I have a life philosophy where I try never to expect anything. I have found this to be very beneficial to me because I see a lot of people saddened when they realize that the “best years of their lives” would be spent drinking coffee and trying to study for 3 midterms at once. In not expecting anything, I have been able to take every situation for what it is and try to find a little bit of positivity or room to grow in tough situations.

  1. What activities are you involved in around the community? Do you have time for extra activities?

On campus, I am a member of the Rotaract Club, the Young Liberals and I am currently volunteering in the preparations of UOttawa’s annual International Development Week. Whether or not I have time for extra activities is a question that I am not sure how to answer. Although I do have an extra stress for time because I am involved around campus, this involvement has given me purpose and meaning at school. These groups are all also really relevant to my program and have helped me to focus on my passions, find real world applications for my learning, and network with likeminded people.

  1. How is university life?

University life is intense. There is a lot of studying involved, but there is also a lot of learning that happens outside of the lecture hall. There are so many incredible experiences in an institution like this and so many opportunities to try new things. Likewise, there are so many people here that it is very easy to find likeminded people who have similar interests and beliefs.

  1. Compared to high school life?

In high school, opportunities are given to you. High school lays out a map and gives everyone a chance to succeed. University has a similar structure, but you need to fight for it. Perhaps professors won’t approach you to see how you feel about an upcoming paper or concept you don’t understand, but if you approach them they will give you every tool necessary to succeed. In high school, grades are mainly given for regurgitation of material, whereas in university, you must engage in course content and be actively involved in order to succeed.

  1. What do you expect/hope to be doing in 5 years time?

Similar to my question about expectations, I don’t know. I have a Co-Op program with me degree, so I will be graduating in the winter of 2019 and after that I am not sure what I will be doing or where I will be doing it. Ideally, I will be able to work in a developing country. However, it is also very likely that I will be enrolled in a masters program somewhere in the world to further my education. What I love about my degree is that I don’t know what I will be doing at any point in time or where I will be living. I fully intend to explore the world through a variety of jobs in order to impact the most lives that I possibly can. Maybe down the road you will see me in politics or working for the UN. But for right now my goal is to finish exams and make the most of my time in school.

  1. Do you have any tips for high school students who are about to graduate/go to university?

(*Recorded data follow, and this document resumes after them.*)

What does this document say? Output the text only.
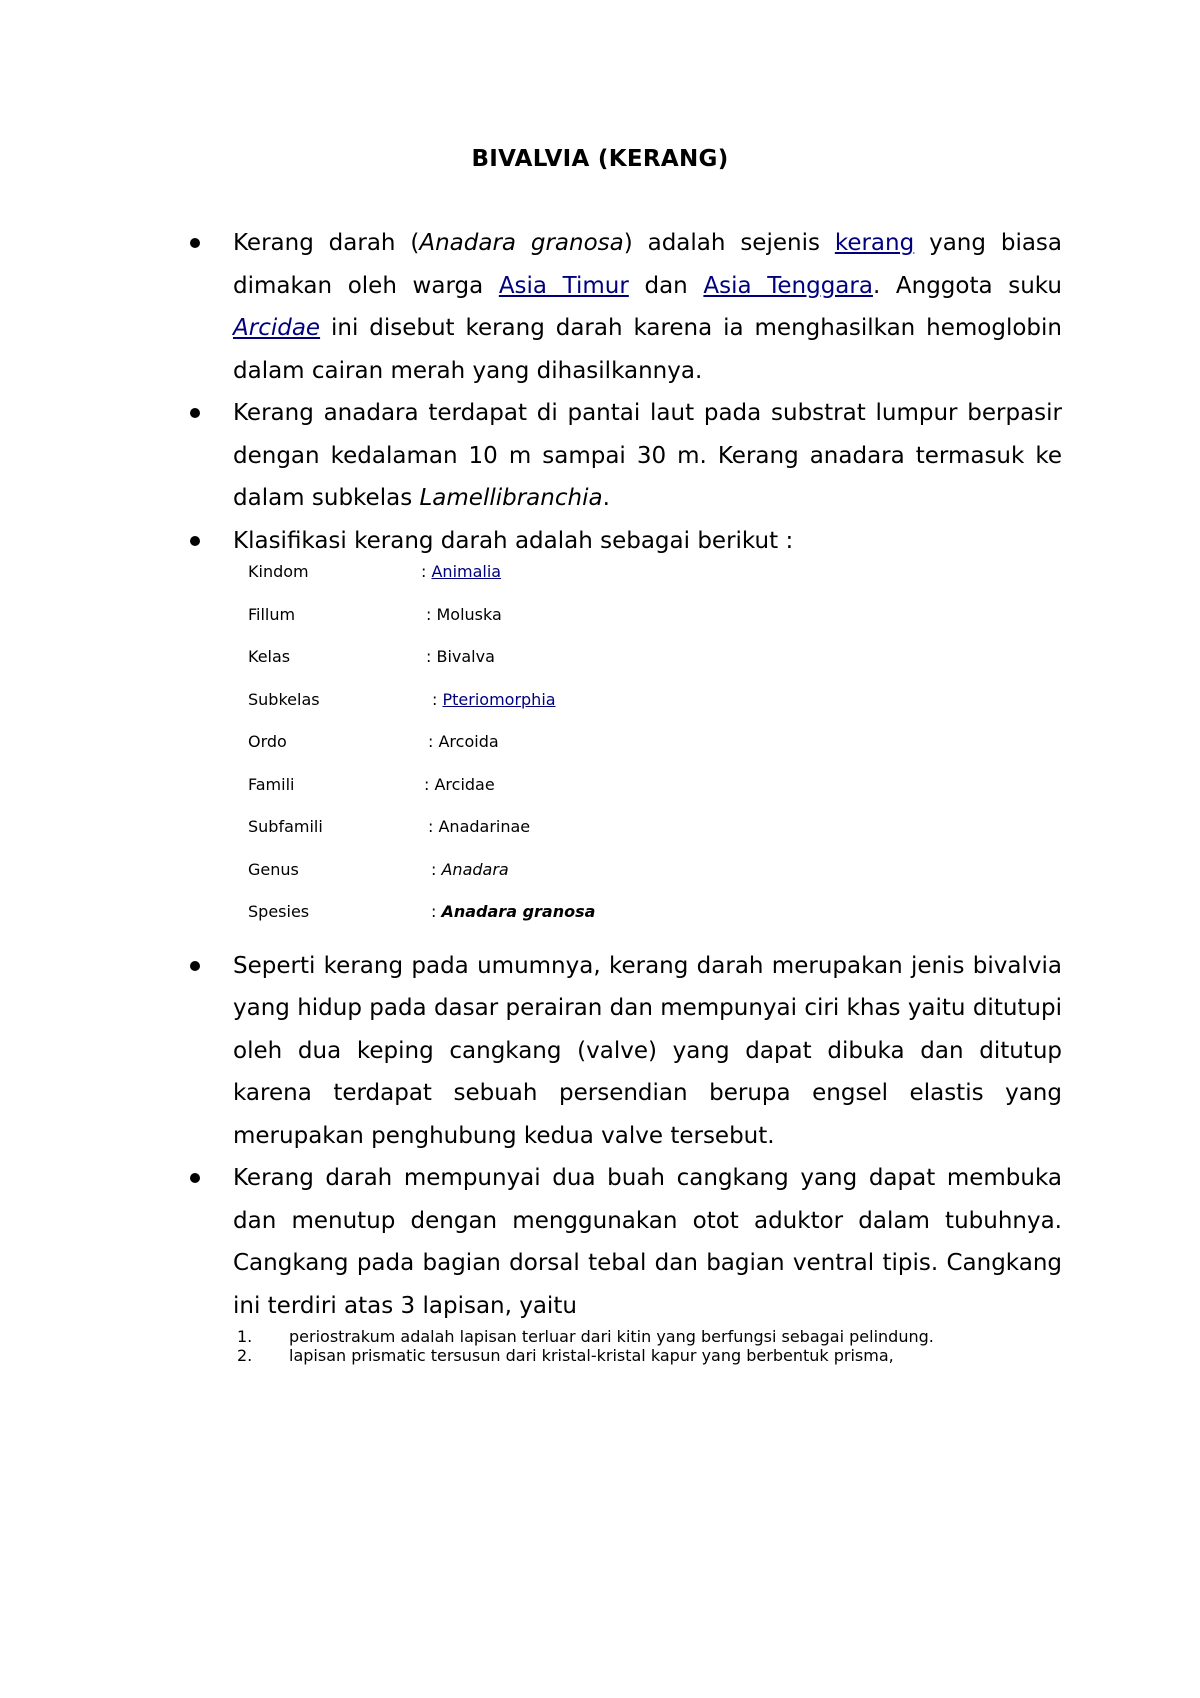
BIVALVIA (KERANG)
Kerang darah (Anadara granosa) adalah sejenis kerang yang biasa dimakan oleh warga Asia Timur dan Asia Tenggara. Anggota suku Arcidae ini disebut kerang darah karena ia menghasilkan hemoglobin dalam cairan merah yang dihasilkannya.
Kerang anadara terdapat di pantai laut pada substrat lumpur berpasir dengan kedalaman 10 m sampai 30 m. Kerang anadara termasuk ke dalam subkelas Lamellibranchia.
Klasifikasi kerang darah adalah sebagai berikut :
Kindom	: Animalia
Fillum	: Moluska
Kelas	: Bivalva
Subkelas	: Pteriomorphia
Ordo	: Arcoida
Famili	: Arcidae
Subfamili	: Anadarinae
Genus	: Anadara
Spesies	: Anadara granosa
Seperti kerang pada umumnya, kerang darah merupakan jenis bivalvia yang hidup pada dasar perairan dan mempunyai ciri khas yaitu ditutupi oleh dua keping cangkang (valve) yang dapat dibuka dan ditutup karena terdapat sebuah persendian berupa engsel elastis yang merupakan penghubung kedua valve tersebut.
Kerang darah mempunyai dua buah cangkang yang dapat membuka dan menutup dengan menggunakan otot aduktor dalam tubuhnya. Cangkang pada bagian dorsal tebal dan bagian ventral tipis. Cangkang ini terdiri atas 3 lapisan, yaitu
1. periostrakum adalah lapisan terluar dari kitin yang berfungsi sebagai pelindung.
2. lapisan prismatic tersusun dari kristal-kristal kapur yang berbentuk prisma,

My first tip is to start taking academics more seriously right now. Seriously. It is very hard to find motivation in second semester of grade 12 because everything seems to be ending, but what you aren’t remembering is that the hardest part of your education is yet to come. Build up good study habits so that when you get to university, you aren’t scrambling to recover from the “senior slide” while also trying to adjust to university life. Stay in your hard classes (this includes Chemistry 12) and work hard to get good grades in them. You will thank me when you go to write your first midterm and you aren’t frantically trying to learn how to study.

My second tip is to start enjoying your social life a lot more. Study hard, but also enjoy the time that you have at KSS. Get involved, go to every school event, spend time with your friends and enjoy your last year of high school. Life gets a lot harder after high school and you don’t want to say that you missed out on experiencing the big moments of high school because you were too busy thinking ahead after graduation. Keep the big picture in mind and work hard to achieve your goals, but enjoy every single day on the way.